Nós, Os Filhos Pródigos

Carlos Eduardo da Silva

 

Certo homem tinha dois filhos. O mais moço pediu ao pai a divisão que lhe cabia de seus haveres e isso foi feito. O filho, juntando o que era seu, partiu para terra distante onde dissipou seus bens. Após passar muita necessidade, voltou à casa do pai. Mas, ao chegar, sentiu que não era digno de ser chamado de filho e disse isso ao pai.

Este, generoso e emocionado, recebe aquele filho com grande amor dizendo: "Este é o meu filho que estava morto e reviveu". O filho mais velho reclama por ter sido fiel e nada ter recebido e o pai lhe diz: "Tu sempre estás comigo; tudo o que é meu é teu".

Extraído da Parábola do Filho Pródigo. Lucas, 15: 11 a 32.

Espiritualmente mais crescidos, podemos refletir sobre a profundidade do ensino de Jesus e analisar a verdadeira proposta do Mestre na busca da felicidade real.
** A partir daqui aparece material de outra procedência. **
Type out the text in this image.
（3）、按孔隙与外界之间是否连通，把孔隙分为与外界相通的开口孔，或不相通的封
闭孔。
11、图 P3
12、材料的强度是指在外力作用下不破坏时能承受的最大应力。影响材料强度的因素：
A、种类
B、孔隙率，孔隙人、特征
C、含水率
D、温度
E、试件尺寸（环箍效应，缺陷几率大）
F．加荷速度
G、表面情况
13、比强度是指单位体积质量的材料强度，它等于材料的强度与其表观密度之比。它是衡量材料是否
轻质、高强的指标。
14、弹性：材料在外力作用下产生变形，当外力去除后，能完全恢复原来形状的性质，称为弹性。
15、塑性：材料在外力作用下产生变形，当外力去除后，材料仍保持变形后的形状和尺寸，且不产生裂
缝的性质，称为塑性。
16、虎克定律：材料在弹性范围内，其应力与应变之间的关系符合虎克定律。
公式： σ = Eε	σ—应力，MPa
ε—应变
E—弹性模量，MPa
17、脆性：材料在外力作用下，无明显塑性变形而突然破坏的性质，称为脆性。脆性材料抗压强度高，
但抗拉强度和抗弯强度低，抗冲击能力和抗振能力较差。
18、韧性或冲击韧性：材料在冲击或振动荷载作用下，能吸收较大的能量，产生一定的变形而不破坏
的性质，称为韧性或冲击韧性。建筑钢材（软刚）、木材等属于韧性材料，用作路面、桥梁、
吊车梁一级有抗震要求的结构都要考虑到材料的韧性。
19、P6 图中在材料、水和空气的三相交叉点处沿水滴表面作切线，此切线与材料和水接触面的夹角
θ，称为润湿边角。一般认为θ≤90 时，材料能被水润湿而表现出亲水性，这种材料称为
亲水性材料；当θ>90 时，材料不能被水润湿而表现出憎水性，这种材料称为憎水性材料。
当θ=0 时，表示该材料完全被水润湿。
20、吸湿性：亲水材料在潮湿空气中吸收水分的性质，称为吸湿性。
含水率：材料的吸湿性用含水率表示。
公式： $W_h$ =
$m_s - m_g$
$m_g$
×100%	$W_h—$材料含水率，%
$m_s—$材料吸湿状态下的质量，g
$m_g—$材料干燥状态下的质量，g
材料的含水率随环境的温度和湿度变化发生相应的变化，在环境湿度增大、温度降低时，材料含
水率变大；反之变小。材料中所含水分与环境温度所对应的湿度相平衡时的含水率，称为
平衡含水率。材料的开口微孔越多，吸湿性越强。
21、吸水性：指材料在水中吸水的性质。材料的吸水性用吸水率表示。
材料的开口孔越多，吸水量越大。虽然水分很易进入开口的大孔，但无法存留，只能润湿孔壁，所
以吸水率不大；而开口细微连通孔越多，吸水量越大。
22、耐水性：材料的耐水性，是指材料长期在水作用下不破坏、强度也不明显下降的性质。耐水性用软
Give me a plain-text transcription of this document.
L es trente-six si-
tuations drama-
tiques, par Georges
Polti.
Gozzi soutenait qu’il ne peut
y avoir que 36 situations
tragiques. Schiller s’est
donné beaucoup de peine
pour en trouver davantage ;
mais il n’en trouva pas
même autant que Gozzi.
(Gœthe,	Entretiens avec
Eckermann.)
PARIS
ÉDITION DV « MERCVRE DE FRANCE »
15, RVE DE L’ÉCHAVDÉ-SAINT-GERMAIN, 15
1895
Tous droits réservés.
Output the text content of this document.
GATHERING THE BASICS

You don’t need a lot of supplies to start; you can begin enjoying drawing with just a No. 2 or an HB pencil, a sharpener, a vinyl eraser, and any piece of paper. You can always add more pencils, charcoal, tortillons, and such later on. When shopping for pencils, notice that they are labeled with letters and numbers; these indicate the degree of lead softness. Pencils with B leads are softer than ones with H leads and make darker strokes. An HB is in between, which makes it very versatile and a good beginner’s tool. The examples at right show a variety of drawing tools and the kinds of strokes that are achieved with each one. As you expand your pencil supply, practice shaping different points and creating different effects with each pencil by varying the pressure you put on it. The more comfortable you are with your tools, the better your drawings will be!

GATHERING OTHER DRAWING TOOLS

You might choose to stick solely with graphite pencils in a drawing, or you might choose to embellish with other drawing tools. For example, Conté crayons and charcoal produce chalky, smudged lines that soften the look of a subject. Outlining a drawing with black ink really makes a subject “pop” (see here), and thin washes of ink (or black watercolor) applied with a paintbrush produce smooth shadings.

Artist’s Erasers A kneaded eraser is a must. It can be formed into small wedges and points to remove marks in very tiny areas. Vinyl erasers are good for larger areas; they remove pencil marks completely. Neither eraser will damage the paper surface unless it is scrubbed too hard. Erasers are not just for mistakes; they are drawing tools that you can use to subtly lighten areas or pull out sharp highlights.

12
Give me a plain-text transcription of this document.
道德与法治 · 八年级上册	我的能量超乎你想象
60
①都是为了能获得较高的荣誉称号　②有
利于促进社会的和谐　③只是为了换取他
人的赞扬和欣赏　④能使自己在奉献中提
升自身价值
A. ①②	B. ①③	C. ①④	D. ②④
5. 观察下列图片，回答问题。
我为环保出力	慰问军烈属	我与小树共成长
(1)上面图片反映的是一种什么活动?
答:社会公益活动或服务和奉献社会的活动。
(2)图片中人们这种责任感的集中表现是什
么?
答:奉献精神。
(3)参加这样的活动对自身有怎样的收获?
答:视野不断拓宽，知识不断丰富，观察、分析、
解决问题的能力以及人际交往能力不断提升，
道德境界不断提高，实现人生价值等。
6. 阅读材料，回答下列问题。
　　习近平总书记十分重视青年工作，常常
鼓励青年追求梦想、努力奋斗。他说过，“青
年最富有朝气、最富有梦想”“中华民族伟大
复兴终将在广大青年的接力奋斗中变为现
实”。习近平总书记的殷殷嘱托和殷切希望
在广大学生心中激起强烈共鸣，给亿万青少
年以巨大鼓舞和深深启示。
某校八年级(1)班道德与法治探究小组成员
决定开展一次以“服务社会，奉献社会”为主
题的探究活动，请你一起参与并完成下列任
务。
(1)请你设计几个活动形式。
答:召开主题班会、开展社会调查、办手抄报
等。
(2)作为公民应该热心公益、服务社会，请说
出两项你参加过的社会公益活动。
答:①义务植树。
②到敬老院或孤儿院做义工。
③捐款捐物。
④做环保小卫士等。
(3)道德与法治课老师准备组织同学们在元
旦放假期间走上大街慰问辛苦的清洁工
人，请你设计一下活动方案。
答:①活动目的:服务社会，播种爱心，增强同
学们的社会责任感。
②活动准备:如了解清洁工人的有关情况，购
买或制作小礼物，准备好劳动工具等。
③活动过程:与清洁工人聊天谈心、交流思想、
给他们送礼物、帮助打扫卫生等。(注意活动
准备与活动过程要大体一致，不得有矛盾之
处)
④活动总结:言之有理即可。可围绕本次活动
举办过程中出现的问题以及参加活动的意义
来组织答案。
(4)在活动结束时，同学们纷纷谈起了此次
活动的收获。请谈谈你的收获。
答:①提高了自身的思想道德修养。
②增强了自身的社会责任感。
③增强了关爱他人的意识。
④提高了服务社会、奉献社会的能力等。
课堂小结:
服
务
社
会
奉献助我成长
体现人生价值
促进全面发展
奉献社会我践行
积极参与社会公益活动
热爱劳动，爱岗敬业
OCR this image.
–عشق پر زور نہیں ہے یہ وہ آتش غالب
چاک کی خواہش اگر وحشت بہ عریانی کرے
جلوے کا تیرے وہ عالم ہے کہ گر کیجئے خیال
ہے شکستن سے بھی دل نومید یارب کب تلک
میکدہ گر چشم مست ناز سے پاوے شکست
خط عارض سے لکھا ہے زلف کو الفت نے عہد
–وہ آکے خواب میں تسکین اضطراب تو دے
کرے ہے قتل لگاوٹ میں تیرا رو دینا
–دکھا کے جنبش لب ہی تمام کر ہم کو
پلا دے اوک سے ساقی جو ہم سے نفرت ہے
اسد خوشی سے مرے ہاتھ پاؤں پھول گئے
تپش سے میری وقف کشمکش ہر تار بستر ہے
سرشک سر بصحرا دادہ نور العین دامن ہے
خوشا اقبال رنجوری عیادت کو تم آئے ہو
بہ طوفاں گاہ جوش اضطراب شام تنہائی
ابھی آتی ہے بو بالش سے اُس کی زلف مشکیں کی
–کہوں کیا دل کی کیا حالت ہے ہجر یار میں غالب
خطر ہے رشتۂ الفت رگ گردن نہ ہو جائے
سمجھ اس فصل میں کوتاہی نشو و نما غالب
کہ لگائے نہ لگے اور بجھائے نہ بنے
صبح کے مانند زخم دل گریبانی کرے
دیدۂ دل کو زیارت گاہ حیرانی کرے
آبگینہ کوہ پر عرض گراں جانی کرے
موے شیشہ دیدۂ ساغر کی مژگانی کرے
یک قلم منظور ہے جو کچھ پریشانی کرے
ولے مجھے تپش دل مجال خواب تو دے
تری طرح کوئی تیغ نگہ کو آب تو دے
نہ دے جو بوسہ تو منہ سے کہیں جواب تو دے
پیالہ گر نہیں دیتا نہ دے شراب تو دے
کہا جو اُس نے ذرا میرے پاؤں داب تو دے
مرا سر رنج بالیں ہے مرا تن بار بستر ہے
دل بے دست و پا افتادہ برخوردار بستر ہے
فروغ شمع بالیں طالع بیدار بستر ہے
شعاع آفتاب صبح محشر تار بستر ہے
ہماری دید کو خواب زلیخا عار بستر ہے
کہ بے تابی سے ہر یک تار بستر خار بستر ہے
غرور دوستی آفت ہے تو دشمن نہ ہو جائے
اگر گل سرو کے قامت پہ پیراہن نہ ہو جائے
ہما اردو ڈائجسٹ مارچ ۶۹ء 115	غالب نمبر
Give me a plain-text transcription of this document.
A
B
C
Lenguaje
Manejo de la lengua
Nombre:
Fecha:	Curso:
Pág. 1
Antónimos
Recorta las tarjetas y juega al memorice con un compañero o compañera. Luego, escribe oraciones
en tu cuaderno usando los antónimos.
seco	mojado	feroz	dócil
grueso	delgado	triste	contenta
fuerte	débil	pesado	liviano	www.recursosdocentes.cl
Consideremos, portanto, a Parábola do Filho Pródigo, examinando cada momento dela: o desperdício, o arrependimento, a misericórdia de Deus, a volta.

Primeiramente, diz o evangelista Lucas no capítulo 15, versículos 11 a 32: "Um certo homem tinha dois filhos". Esse "certo homem" é Deus. Os dois filhos simbolizam a humanidade - numa visão maior - no seu processo de evolução, na sua jornada cósmica, cheia de sofrimento mas plena de redenção.

No segundo momento, Jesus nos diz: "O mais moço diz ao pai: dá-me parte da fazenda que me pertence, e ele repartiu". Estudando a postura desse pai, que ouve o filho, observamos um pai bom, misericordioso e justo, que dá liberdade ao filho sem opor nenhuma objeção. O filho pede, o pai dá, de acordo com os anseios do filho.

A parábola representa nossa evolução ascensional, no estágio de um Espírito capaz de escolher seus caminhos, de acordo com a própria vontade. Atrelada, porém, a essa liberdade, está a Lei de Ação e Reação.

E é assim que podemos pedir, segundo Jesus: "Pedi e recebereis". E é isso que observamos: "Dá-me a parte da fazenda que me pertence".